Pada bulan pertama berada di Rutan KPK, Nurhadi mengaku membayar Rp 25 juta. Uang tersebut dibayarkan oleh Nurhadi untuk mendapat fasilitas handphone di Rutan KPK.
ADVERTISEMENT
Handphone itu diberikan oleh petugas rutan yang berjaga. Dia tidak tahu siapa nama petugasnya. Namun yang ia tahu, handphone itu bersumber dari Hengky. Hengky adalah otak yang mengatur sistem pungli di tiga Rutan KPK yang berlokasi di Pomdam Jaya Guntur, di Gedung C1, dan di Gedung Merah Putih (K4).
Di bulan selanjutnya, Nurhadi juga tetap membayar iuran. Rata-rata besarannya mencapai Rp 5 juta.
"Rutin rata-rata Rp 5 jutaan tiap bulan," kata Nurhadi.
"Itu ya, BAP Saudara nomor 17 dari bulan pertama sampai (bulan) 19. Yang pertama Rp 25 juta, sampai bulan 19 masing-masing Rp 5 juta. Benar ya?" tanya jaksa.
"Iya, fakta ini," jawab Nurhadi.

Nurhadi Dimintai Uang untuk Keperluan Pribadi

Nurhadi juga mengaku sempat didatangi Hengky untuk dimintai uang pribadi. Saat itu Hengky mengaku tengah membangun rumah.
ADVERTISEMENT
"Hengky itu mengatakan kepada saya ada keperluan, dia menyebut lagi bangun rumah belum ada pagarnya, belum ada dapurnya, belum ada pintunya. Kemudian nanti ada datang lagi termasuk yang petugas lain, ada istri sakit, ada anak sakit, dirawat di rumah sakit. Nah, itu kita harus memberikan itu," kata Nurhadi.
Mantan Sekretaris Mahkamah Agung, Nurhadi. Foto: Antara foto
Saat itu, uang yang diberikan Nurhadi seadanya. Sementara terkait fasilitas lain, seperti charge handphone, dia harus membayar Rp 200 sampai Rp 300 ribu.
"Tapi lama-lama, ada senior saya ngasih tahu di kamar mandi yang tengah itu ada colokan di plafon. Nah, itu pada nge-charge di situ," ucapnya.
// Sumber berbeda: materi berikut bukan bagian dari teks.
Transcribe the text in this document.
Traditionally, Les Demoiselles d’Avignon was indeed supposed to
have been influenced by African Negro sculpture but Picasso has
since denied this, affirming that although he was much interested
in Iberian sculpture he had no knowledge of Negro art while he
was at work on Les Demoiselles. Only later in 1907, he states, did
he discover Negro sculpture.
'Diperlakukan Khusus' Jika Tak Membayar

Nurhadi juga membeberkan adanya perlakuan khusus jika ada yang tidak membayar iuran rutan.
ADVERTISEMENT
"Yang saya dengar, teguran, tekanan, itu," kata Nurhadi.
Kemudian jaksa membeberkan tekanan yang dimaksud oleh Nurhadi.
"Mohon izin Yang Mulia, di BAP nomor 18, Saudara menerangkan, 'yang tidak membayar itu ada perbedaan perlakuan khusus oleh petugas rutan apabila kami belum membayar iuran rutin itu, seperti antara lain air galon yang disediakan yang sedianya diberikan untuk minum tahanan, apabila kami belum membayar tidak akan dimasukkan ke dalam ruang tahanan'," kata jaksa yang diiyakan oleh Nurhadi.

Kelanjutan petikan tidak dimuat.